一言でいうと、「虐待の連鎖を繰り返してしまいそうな主人公の気づき」です。

被虐待児だったぴろよが、親になり、虐待父も亡くなった。でも過去の虐待の記憶がフラッシュバックして苦しむ。我が子は絶対に幸せにしたいのに、追い詰められ虐待を連鎖させてしまいそうになる。。

その中で母親が、なぜDV夫である虐待父と離婚しなかったのかについての気づきが、なんだかんだ母親も父が好きだったから。子どもよりも自分の恋愛を取っていたから、というもの。
大人になりきれないまま親になってしまった。

毎回のことですがあらいぴろよさんの著書はどれも重たい、、重たい内容なんだけど、キャラ付けや絵柄でスラスラ読めるようになってるのが良いですね。

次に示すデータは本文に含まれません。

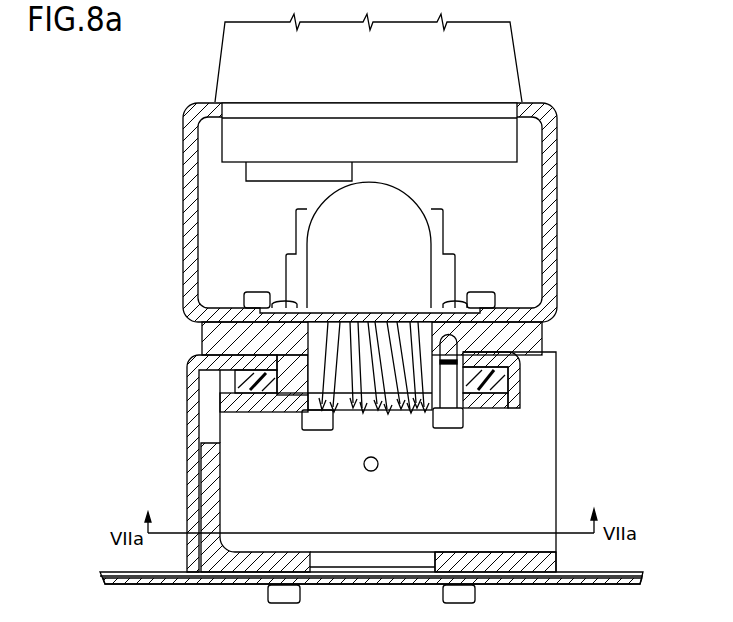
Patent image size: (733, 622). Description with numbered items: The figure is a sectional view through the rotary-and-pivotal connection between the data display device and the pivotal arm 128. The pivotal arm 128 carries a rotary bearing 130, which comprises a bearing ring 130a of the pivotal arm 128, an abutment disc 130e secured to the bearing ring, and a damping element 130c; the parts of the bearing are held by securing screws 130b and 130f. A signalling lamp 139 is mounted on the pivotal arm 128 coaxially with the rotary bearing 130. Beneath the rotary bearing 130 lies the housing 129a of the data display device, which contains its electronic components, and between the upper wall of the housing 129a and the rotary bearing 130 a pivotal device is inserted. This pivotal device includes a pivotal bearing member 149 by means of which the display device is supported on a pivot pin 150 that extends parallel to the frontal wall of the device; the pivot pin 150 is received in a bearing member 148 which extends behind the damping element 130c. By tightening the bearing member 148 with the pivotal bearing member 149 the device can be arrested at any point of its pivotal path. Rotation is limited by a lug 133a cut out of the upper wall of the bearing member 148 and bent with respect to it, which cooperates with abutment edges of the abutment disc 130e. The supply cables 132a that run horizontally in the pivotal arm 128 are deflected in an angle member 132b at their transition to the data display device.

持論なんですが、虐待されてきた人が繰り返してしまうのは、子育ての基準が歪んでしまうから、の他に「虐待した親に自分を投影して、我が子に暴力を振るうことで小さな頃の自分を救っている」側面があるのかなーと思っています。

自分は虐待親だから、殴られてるのは自分じゃなかった。だって今殴っているのは自分で、殴られてるのは子どもなんだから。そうやって自分の中の子ども(インナーチャイルド的な存在)を慰めているのかも。

一方で、自分がされたかったことを他人にする人っていますよね。親が共働きで淋しかったから、自分が親になったら専業主婦になりたい。子どもに淋しい思いをさせたくない。
または、辛い思いをしてきたから、他人にはそう思わせたくない。

虐待の連鎖を止めて、自分が与えられなかったものを与えられるようになることでも、昔の自分(インナーチャイルド)を助けられるのではないかな。

辛い気持ちのまま生きてきた人は心が荒んでしまいがちだけど、それを乗り越えて他人に与えるのは、結局自分のためでもあるんですよね。

「情けは人の為ならず」って感じです。